After developing State Street’s master trust product and then launching its global custody service, Golz saw State Street’s assets under custody grow from $17 billion to nearly $1 trillion and assets under management from $400 million to over $40 billion under his command. By the time he retired in 1989-the same year that Global Custodian was born-he was responsible for more than 2,000 people in six countries all working in institutional-pension-related businesses that he had created. “Working for State Street, I should’ve paid them,” he says. “I had so much fun, met so many interesting people and traveled all over the world.”
Not to say that he didn’t stumble now and again. When State Street was first getting involved in the master trust business, Golz sent a letter of introduction to Chase Manhattan’s custody clients, he recalls. “Shortly thereafter my secretary says, ‘There’s someone on the line for you.’ She gave me the name, and the name was similar to a friend of mine, so I picked up the phone and said, ‘Hey, what do you want?’ And he said, ‘Um, hi, I’m the treasurer of IBM.’ That was embarrassing, to say the least,'” Golz says. “But we got the business.”
It was quite the time to be at State Street.
“Looking back on it, from 1975 to 1990, the growth of the industry was so spectacular, but you didn’t notice it because you were in the middle of it,” Golz says. After the success in Australia-where the firm still enjoys a 90% market share-the State Street flag was planted across the world, from London and Munich to Hong Kong and Singapore. In response to what it was like to work for the firm at that time, Golz says he used to tell new employees that “working at State Street is like trying to get into a cab going 25 miles per hour. It takes a little something to do that, so be prepared.”
For someone who cut their teeth at such an exciting-and perhaps simpler-time, maybe its not so surprising then that Golz says he wouldn’t want to be working in the industry now. Despite the innovation and the big paydays, the industry is no longer what it once was. “A lot of people didn’t understand the risk until the air came out of the balloon,” he says. Those complicated and risky new products helped lead to the number of political ramifications and the government involvement seen today-“taking the starch out of the whole game,” Golz laments. Skyrocketing salaries haven’t helped with political and regulatory intrusion.

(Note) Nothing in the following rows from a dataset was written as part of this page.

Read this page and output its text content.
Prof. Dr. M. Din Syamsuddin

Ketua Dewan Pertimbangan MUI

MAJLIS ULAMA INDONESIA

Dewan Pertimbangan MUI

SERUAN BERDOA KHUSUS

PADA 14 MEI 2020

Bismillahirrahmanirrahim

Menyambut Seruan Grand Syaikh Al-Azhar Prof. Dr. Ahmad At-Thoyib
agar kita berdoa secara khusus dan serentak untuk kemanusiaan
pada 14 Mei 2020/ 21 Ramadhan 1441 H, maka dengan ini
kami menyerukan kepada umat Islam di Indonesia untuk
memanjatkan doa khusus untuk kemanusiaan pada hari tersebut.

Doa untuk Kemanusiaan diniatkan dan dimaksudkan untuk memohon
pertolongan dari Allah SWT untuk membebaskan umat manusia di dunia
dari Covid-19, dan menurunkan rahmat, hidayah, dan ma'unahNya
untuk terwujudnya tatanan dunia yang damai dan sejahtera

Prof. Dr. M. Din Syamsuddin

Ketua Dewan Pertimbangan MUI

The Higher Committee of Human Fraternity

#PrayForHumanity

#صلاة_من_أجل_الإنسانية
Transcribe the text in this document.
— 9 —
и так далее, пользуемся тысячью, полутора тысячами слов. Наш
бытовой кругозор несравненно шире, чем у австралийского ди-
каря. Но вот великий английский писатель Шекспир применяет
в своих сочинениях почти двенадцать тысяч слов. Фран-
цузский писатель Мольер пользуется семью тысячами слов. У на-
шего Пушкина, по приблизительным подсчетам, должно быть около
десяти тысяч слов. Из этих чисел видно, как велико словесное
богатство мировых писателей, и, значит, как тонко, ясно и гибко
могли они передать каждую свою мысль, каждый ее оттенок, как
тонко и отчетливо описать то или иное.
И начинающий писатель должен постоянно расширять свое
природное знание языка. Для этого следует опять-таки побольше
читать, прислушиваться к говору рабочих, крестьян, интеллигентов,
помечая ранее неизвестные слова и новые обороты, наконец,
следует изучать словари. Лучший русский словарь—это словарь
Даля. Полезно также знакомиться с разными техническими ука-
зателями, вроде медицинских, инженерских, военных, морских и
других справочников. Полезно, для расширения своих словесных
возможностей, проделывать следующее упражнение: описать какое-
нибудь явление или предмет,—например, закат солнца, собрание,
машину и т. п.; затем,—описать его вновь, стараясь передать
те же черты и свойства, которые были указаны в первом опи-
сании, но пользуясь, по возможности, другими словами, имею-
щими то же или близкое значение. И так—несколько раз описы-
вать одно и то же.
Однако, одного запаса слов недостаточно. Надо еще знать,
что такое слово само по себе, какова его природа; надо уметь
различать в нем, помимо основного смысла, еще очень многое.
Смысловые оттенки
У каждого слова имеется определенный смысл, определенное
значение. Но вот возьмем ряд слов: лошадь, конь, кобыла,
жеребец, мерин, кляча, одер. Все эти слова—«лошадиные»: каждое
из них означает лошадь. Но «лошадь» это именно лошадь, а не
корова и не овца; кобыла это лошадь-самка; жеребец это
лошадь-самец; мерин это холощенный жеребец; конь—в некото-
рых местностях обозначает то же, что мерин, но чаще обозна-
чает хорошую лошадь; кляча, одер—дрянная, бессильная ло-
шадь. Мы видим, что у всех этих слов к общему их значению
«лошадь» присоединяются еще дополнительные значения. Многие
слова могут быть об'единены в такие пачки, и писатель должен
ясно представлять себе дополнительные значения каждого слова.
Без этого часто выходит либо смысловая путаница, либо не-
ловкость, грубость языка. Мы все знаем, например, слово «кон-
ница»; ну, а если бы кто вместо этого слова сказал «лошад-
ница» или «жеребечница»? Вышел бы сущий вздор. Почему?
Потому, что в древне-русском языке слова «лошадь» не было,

The pendulum has indeed swung the other way, with government getting involved in all sorts of businesses, not just finance through the TARP program but even in the automobile industry. Golz worries that the custody brain drain will worsen because industry players do not want to have their pay dictated to them by Washington. “The boards of these companies will become more like policeman, to oversee, and that’s going to change the industry,” he says, although he does point out that there are so many bright, creative people in the industry today and that he believes that, in the long run, the market will take care of things.
“The total market today is something like $26 trillion in assets,” he says. “Yet there’s not a lot of options to make that money go to work. That’s why you’ve seen private equity and derivatives and stuff like that, because the daily cash flow from portfolios being invested is amazing,” Golz says. “I don’t know where it’s going to end, but it’s going to be fun to watch it develop.”